Un mio amico, utente di GNU/Linux nonché proprietario di un Dell Inspiron 6400 (ma perchè si devono chiamare tutti uguali!?!), ha lamentato ultimamente una scarsa connettività senza fili rispetto alle stesse condizioni con windoze. Addirittura ad alcune reti aperte non riusciva proprio a connettersi!

Ho pensato di provare ad usare il driver “ufficiale” per windoze tramite ndiswrapper, rimuovendo e “blacklistando” il modulo bcm43xx, ed in un batter d’occhio il computer era nuovamente connesso (ndiswrapper mi sorprende tutte le volte!).

Visto che c’ero, ho fatto l’avanzamento di versione (o meglio, ho reinstallato spianando la root, tanto la home è su una partizione a sè) e lì sono cominciati i problemi: lo stesso metodo usato poco prima con Gutsy, adesso su Hardy non funzionava più!
Controllando, mi sono accorto che il modulo bcm43xx non veniva nemmeno caricato ed al suo posto c’era questo misterioso “ssb”, che anche se inserito nella blacklist, impediva ad ndiswrapper di funzionare.
Con un po’ d’aiuto da parte di Google, ecco pronta la soluzione!

Praticamente mi pare di aver capito che il problema principale sia l’ordine di caricamento dei moduli; la soluzione proposta nella guida di cui sopra non è il massimo di eleganza, ma aveva il vantaggio di essere pronta, e subito. (ed il tempo stringeva: il mio amico stava per tornare a riprendersi il laptop 🙂 )

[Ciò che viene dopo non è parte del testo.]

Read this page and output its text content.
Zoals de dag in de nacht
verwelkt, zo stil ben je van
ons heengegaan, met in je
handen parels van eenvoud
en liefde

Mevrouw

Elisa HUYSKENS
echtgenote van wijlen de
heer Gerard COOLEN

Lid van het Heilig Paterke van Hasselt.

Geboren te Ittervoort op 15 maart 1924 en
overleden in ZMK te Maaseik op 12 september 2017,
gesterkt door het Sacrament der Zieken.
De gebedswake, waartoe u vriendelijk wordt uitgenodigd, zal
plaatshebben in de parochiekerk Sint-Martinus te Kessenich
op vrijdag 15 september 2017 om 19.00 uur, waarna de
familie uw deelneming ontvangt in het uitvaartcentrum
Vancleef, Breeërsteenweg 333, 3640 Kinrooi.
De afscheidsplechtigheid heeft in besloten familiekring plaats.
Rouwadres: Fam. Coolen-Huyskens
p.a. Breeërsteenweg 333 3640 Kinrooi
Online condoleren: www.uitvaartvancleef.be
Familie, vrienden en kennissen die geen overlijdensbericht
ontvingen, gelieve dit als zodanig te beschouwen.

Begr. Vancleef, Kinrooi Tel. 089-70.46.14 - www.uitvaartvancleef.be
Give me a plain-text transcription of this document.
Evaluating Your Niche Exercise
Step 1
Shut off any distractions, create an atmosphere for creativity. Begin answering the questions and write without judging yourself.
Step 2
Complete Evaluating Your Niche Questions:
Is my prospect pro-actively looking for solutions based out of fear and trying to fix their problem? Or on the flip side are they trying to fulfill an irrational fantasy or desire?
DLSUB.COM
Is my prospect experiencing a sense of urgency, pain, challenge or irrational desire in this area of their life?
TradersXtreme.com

Trattasi in sostanza, oltre alla normale procedura per installare ndiswrapper (consiglio ai terminalofobi di utilizzare ndisgtk), di creare uno script che rimuova i driver e ricarichi quelli necessari nell’ordine giusto, e fare in modo che lo faccia automaticamente ad ogni avvio. Vediamo come:

In un terminale (sorry terminalofobi… ma non è niente di traumatico, via!), per creare lo script, si digiti:

sudo gedit /etc/init.d/wirelessfix.sh

nell’editor si inseriscano quindi le seguenti righe, poi si salvi e si chiuda:

#!/bin/bash
modprobe -r b44
modprobe -r b43
modprobe -r ssb
modprobe -r ndiswrapper
modprobe ndiswrapper
modprobe b44

Per rendere eseguibile lo script:

sudo chmod 755 /etc/init.d/wirelessfix.sh

E quindi, per far si che venga eseguito all’avvio:

sudo update-rc.d wirelessfix.sh defaults

A questo punto, dopo un bel riavvio, si può procedere all’installazione del driver di windoze in ndiswrapper.
Nel Dell del mio amico, il file necessario l’ho trovato nella root del filesystem di windows, in un percorso simile a: […]/DELL/driver/R140747/driver/bcmwl5.inf , in alternativa lo può scaricare l’archivio autoestraente per windoze direttamente dal sito di Dell, ed aprirlo con fileroller (è un exe, ma in realtà è uno zip travestito…)

Si selezioni quindi il file bcmwl5 dall’interfaccia di ndisgtk e si riavvii di nuovo la macchina (anche se in realtà si poteva fare tutto prima del primo riavvio), e ci si dovrebbe trovare il wireless di nuovo funzionante, questa volta coi driver di windoze.

Se dovesse fare cilecca, si provi ad usare la procedura “classica” di installazione dei driver con ndiswrapper (approfittando per prendere un po’ di dimestichezza col termianle):

sudo ndiswrapper -i bcmwl5.inf
sudo ndiswrapper -l #giusto per sicurezza...
sudo ndiswrapper -m

Secondo me ndiswrapper fa ricorso alla magia nera per mescolare con cotal sciotezza i driver di windoze coi moduli del kernel! Speriamo comunque di doverlo usare sempre meno, ed avere invece degli ottimi driver liberi 😉
p.s.: visto che sono ancora in tempo: buon compleanno Cuggino!